On your third point I could not agree more. (and just to say, I did not assume that YOU defended Outtara, well... kinda). I think if you read back on your post you can see how I would draw to that conclusion which prompted me to counterpost for the sake of your readers. And I think just as I have assumed you defended A.O. you have also assumed the same of my post. I was merely offering a balance of opinion which I think your readers deserved.

But like I said, my main concern is Ghana's cocoa rankings... that's the patriot that I am. :D
Edward Tagoe said…
I agree with you NK. Africans flex muscles every now and then proclaiming international forces should leave us alone to manage our own affairs. I think I must have said the same to my Dad after my secondary school education, I wanted some independence, only to turn to him after every semester for school fees.
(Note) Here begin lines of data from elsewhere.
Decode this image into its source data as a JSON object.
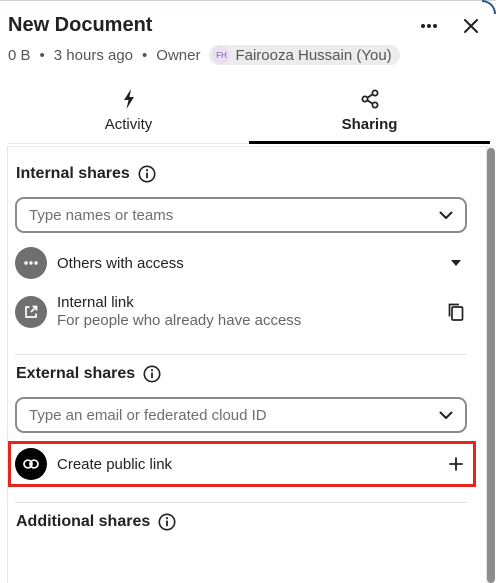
{
  "header": {
    "title": "New Document",
    "size": "0 B",
    "modified": "3 hours ago",
    "role": "Owner",
    "owner_initials": "FH",
    "owner_name": "Fairooza Hussain (You)",
    "more_icon": "more-horizontal-icon",
    "close_icon": "close-icon"
  },
  "tabs": [
    {
      "label": "Activity",
      "icon": "lightning-icon",
      "active": false
    },
    {
      "label": "Sharing",
      "icon": "share-icon",
      "active": true
    }
  ],
  "internal": {
    "heading": "Internal shares",
    "search_placeholder": "Type names or teams",
    "others_label": "Others with access",
    "link_title": "Internal link",
    "link_subtitle": "For people who already have access"
  },
  "external": {
    "heading": "External shares",
    "search_placeholder": "Type an email or federated cloud ID",
    "public_link_label": "Create public link"
  },
  "additional": {
    "heading": "Additional shares"
  },
  "colors": {
    "highlight": "#e5261b",
    "active_tab_underline": "#000000",
    "owner_avatar_text": "#7a5aa6"
  }
}
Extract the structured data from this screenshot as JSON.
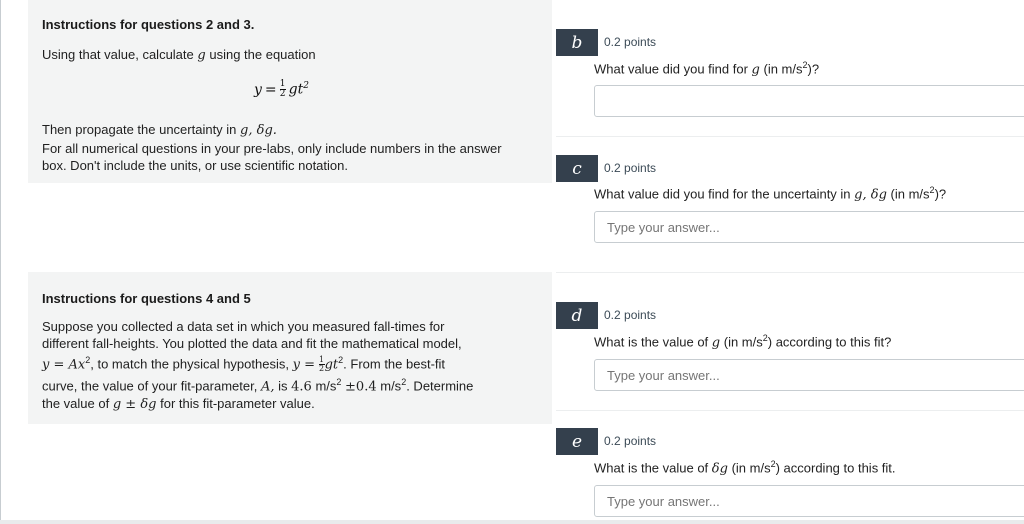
{
  "panel1": {
    "title": "Instructions for questions 2 and 3.",
    "intro": "Using that value, calculate",
    "intro_var": "g",
    "intro_tail": "using the equation",
    "eq_lhs": "y",
    "eq_eq": "=",
    "eq_num": "1",
    "eq_den": "2",
    "eq_rhs": "gt",
    "eq_exp": "2",
    "line1": "Then propagate the uncertainty in",
    "line1_var": "g, δg.",
    "line2": "For all numerical questions in your pre-labs, only include numbers in the answer",
    "line3": "box. Don't include the units, or use scientific notation."
  },
  "panel2": {
    "title": "Instructions for questions 4 and 5",
    "l1": "Suppose you collected a data set in which you measured fall-times for",
    "l2": "different fall-heights. You plotted the data and fit the mathematical model,",
    "l3_math1": "y = Ax",
    "l3_exp1": "2",
    "l3_mid": ", to match the physical hypothesis,",
    "l3_math2": "y =",
    "l3_num": "1",
    "l3_den": "2",
    "l3_math3": "gt",
    "l3_exp2": "2",
    "l3_tail": ". From the best-fit",
    "l4_a": "curve, the value of your fit-parameter,",
    "l4_var": "A,",
    "l4_is": "is",
    "l4_val": "4.6",
    "l4_unit1": "m/s",
    "l4_exp1": "2",
    "l4_pm": "±0.4",
    "l4_unit2": "m/s",
    "l4_exp2": "2",
    "l4_tail": ". Determine",
    "l5_a": "the value of",
    "l5_math": "g ± δg",
    "l5_tail": "for this fit-parameter value."
  },
  "questions": [
    {
      "label": "b",
      "points": "0.2 points",
      "text_a": "What value did you find for",
      "text_var": "g",
      "text_b": "(in m/s",
      "text_exp": "2",
      "text_c": ")?",
      "value": "",
      "placeholder": ""
    },
    {
      "label": "c",
      "points": "0.2 points",
      "text_a": "What value did you find for the uncertainty in",
      "text_var": "g, δg",
      "text_b": "(in m/s",
      "text_exp": "2",
      "text_c": ")?",
      "value": "",
      "placeholder": "Type your answer..."
    },
    {
      "label": "d",
      "points": "0.2 points",
      "text_a": "What is the value of",
      "text_var": "g",
      "text_b": "(in m/s",
      "text_exp": "2",
      "text_c": ") according to this fit?",
      "value": "",
      "placeholder": "Type your answer..."
    },
    {
      "label": "e",
      "points": "0.2 points",
      "text_a": "What is the value of",
      "text_var": "δg",
      "text_b": "(in m/s",
      "text_exp": "2",
      "text_c": ") according to this fit.",
      "value": "",
      "placeholder": "Type your answer..."
    }
  ]
}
Let's face it, Africa and Africans have a few lessons to learn before we finally ask for total independence. Without the interference of the French forces, more women and children would have died, all in the name of 'managing our own affairs'.

I trust these International forces will know when to interfere and when not to. Besides, if they had wanted to invade our land for our resources, what stops them? They just haven't because it doesn't fit into their moral mandate. The next time anyone takes Africa hostage, whether he is black or white, I will support any force that kicks him out!! Di wo fie as3m indeed!!!
@ Bello, thanks for clarifying some of your earlier comments. And I totally agree with you that "Ghana's cocoa rankings" is a way cooler topic :)

I'm sure you already know that Ghana produces the best quality cocoa in the world? It will be great if we can also be the country that produces the most cocoa in the world. Funnily enough, my last but one assignment in the Ivory Coast was on cocoa :)
grahamghana said…
I hope that when France 'helped' Africa by kicking out one murderer and instating another, they will swiftly leave, not rape resources or attempt to establish a power base. Perhaps they won’t need to do either as their new friendly murderer will surely keep those doors open for them.
To answer Edward, the times have changed and it’s not so easy for foreign powers to steal resources openly. Even in Iraq, they still claim it’s not about the oil but about a humanitarian gesture. The question is, to follow from Edward, why do we trust “international forces” (based on their dirty history) to clean up for Africa? Why do they appear to be the only solution we have?